Laura is still looking at David, but now the corners of her mouth are nearly smiling, and David would bet quids that tonight she’ll be writing all this down in her little black book, and wouldn’t be at all surprised if she said, quietly – “Best cab ride I’ve ever had...” - and he’s thinking ‘God, I do so love this woman!’ just as she leans forward and says –

“Brendan Behan also said, Mr Hogan, that the most important things to do in the world are to get something to eat, something to drink, and somebody to love you.”

He laughs now, and suddenly, a rich throaty rumble of a laugh, like he’s tickled pink, and he swivels around, one elbow over the back of his seat, takes in Laura with his pair of green traffic-light eyes.

“Ah now missus, an’ ain’t that the truth or it damn-well should be!”, and as he swings back he pauses to fix on David, and there, again, that look that says you’re a lucky man.

Still smiling, he looks to the front and shoves into the O’Connell St traffic and a red Audi noses down on its brakes and gives him a blast of the horn.

“An’ you too an’ all...”, he says, and pulls up to the Royal Dublin as the meter clicks up nine pounds eighty and David checks his wallet, realises he only has one tenner in Irish Pounds and the rest are fifties. He steps out and forages in his pocket, but already knows there’s only the handful of leftover English change.

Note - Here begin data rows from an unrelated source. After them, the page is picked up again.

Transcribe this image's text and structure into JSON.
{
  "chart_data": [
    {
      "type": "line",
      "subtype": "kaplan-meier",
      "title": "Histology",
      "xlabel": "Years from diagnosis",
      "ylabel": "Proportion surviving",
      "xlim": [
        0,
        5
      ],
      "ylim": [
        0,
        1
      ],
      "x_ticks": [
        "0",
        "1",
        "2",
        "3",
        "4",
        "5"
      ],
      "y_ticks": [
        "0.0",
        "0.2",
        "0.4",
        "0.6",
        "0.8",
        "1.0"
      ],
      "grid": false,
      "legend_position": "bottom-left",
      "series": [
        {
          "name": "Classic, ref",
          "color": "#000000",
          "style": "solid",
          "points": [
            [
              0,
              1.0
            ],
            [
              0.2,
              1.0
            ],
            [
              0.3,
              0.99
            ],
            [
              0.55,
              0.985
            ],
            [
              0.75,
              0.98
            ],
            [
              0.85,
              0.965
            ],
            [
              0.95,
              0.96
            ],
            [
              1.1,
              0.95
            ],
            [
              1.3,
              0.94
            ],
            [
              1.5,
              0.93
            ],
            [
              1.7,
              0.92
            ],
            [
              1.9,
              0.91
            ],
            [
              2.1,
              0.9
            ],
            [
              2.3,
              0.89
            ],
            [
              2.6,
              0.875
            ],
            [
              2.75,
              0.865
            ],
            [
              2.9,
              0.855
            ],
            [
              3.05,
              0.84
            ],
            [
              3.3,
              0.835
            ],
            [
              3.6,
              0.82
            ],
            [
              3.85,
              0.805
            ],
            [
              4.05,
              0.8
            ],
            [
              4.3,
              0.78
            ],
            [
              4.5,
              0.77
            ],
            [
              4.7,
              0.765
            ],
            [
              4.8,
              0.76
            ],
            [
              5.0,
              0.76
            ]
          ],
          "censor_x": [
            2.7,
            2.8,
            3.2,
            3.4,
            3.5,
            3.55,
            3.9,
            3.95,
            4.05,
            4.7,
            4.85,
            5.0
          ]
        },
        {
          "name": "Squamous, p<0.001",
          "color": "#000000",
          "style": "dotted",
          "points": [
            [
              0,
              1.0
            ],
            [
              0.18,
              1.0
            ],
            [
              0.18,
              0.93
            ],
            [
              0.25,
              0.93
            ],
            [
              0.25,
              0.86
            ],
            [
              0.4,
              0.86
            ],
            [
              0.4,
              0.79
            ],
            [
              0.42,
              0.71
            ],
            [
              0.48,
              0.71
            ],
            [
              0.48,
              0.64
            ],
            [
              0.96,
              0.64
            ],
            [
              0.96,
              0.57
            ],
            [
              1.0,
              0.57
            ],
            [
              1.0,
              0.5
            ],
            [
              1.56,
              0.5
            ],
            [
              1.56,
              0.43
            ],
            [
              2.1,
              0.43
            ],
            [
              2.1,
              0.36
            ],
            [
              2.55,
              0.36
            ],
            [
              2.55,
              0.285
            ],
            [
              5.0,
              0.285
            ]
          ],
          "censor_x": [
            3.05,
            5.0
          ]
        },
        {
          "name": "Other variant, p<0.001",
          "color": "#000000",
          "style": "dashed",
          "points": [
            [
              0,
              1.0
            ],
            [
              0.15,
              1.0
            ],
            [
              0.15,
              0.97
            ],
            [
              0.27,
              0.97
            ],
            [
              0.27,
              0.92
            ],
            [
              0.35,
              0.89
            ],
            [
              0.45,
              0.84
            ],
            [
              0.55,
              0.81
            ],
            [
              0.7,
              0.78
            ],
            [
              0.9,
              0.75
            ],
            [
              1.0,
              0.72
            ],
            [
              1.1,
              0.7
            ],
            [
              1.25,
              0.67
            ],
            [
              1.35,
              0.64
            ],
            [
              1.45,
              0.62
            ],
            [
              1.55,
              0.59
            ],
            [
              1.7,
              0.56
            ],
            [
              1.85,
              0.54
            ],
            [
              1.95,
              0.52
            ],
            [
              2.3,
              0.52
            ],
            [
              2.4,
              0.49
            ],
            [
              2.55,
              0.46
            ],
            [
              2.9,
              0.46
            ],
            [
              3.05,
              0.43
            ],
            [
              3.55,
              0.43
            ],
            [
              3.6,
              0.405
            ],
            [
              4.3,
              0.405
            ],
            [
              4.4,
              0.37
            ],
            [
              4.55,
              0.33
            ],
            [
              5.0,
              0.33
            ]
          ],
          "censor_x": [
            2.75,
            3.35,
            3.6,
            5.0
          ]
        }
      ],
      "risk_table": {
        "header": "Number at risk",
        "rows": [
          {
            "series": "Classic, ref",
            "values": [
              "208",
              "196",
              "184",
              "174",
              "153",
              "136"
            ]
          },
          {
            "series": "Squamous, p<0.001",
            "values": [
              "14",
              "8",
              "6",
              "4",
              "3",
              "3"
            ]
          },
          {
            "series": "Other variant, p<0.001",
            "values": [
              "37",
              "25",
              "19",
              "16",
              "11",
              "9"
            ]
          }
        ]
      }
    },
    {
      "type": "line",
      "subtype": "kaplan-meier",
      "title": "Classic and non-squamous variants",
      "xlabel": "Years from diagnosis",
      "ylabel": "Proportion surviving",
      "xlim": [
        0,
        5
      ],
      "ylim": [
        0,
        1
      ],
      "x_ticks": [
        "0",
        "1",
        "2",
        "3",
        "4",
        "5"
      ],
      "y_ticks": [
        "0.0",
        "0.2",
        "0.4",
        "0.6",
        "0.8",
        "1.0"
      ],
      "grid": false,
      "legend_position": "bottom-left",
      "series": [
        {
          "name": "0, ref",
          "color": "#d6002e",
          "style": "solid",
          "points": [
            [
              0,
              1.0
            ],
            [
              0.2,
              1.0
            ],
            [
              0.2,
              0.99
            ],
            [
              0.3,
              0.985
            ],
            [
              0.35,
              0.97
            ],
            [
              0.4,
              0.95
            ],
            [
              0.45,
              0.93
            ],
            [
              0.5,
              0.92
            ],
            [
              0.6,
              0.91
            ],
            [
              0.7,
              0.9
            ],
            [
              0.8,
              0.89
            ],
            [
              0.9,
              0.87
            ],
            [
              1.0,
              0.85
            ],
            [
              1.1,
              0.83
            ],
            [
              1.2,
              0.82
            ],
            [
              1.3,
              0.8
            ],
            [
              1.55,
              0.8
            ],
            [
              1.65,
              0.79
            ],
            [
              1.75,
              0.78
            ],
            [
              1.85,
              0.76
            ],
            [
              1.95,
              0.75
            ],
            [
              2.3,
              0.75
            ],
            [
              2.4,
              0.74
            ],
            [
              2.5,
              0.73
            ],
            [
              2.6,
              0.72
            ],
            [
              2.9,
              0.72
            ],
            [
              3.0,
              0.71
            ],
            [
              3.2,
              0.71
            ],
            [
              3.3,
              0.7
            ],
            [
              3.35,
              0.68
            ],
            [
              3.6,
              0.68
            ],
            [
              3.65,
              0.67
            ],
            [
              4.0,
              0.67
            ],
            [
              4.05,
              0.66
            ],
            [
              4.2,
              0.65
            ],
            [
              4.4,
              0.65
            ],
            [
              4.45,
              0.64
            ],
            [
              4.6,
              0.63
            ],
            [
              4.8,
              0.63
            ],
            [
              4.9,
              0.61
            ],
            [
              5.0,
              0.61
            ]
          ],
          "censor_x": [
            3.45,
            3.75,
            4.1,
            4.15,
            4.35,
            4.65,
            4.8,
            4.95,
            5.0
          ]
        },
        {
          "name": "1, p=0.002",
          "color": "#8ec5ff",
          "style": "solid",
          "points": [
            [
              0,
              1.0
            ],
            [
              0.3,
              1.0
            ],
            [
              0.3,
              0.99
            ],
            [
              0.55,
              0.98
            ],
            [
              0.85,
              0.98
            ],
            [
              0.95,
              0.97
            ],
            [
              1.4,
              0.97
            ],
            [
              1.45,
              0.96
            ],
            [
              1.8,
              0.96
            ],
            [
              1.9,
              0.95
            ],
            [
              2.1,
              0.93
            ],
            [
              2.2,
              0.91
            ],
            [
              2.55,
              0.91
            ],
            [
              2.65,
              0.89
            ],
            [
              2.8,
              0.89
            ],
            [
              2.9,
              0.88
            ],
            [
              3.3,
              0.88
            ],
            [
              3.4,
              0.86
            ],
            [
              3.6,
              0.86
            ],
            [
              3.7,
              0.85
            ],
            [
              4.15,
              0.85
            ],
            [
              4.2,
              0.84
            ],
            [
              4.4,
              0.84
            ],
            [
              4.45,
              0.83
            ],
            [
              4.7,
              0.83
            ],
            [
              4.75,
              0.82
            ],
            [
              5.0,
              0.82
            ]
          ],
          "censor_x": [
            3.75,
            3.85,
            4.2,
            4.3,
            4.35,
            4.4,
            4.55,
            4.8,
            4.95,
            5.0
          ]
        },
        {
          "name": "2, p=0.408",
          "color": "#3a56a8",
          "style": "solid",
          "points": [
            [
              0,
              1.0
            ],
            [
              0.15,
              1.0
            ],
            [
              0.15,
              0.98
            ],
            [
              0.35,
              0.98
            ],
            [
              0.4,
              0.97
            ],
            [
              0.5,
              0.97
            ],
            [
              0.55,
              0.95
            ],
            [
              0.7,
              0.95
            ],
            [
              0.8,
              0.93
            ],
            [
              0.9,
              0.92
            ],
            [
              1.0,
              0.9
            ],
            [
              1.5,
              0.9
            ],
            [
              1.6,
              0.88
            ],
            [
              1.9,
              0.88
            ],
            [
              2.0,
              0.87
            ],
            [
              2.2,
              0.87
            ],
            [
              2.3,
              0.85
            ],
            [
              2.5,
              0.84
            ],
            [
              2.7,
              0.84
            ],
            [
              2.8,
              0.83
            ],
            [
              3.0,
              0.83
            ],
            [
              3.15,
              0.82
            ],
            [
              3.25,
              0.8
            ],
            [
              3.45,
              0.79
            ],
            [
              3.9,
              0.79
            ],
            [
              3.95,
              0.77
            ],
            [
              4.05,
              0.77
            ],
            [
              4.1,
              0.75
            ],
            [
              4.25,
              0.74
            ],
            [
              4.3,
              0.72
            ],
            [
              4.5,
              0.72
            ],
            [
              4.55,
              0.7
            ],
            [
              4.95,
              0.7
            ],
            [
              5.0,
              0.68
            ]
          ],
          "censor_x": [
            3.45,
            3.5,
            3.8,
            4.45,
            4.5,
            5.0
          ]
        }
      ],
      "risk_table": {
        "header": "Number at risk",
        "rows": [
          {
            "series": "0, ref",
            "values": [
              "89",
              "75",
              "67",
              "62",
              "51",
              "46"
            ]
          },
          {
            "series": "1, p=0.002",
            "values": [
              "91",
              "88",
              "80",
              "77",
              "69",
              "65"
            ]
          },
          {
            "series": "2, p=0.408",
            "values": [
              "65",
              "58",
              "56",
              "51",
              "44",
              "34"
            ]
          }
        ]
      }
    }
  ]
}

Same as most Kiwis, he’s hopeless with tipping. Their hearts are always in the right place but they just don’t know how it works, and now he feels a small panic as the guy whips around the back, heaves their bags out from amongst his scrap iron and drops them on the footpath. Then he’s looking at the Irish tenner David’s holding and he’s clearly thinking ‘no fecken tip here’ and David’s feeling like a totally ungrateful turd, and in desperation hauls out the handful of coins.

“Is a bunch of Pommie quids any good to ya mate?”

His face breaks open as David drops all of it into his big open paw.

“Well now, an’ that’s no trubble a tall - an’ thank ya...”, and is about to move away when Laura holds out her hand to him. For half a second it doesn’t quite register, but then that big boyish grin lights up again, and he takes her hand and pumps it generously.

“An’ you have a grand holiday now my lovely...”, and he pumps it again, shakes David’s as well, turns and pauses a moment at the open cab door, looks out over the bright blue Dublin skyline, and nods his head.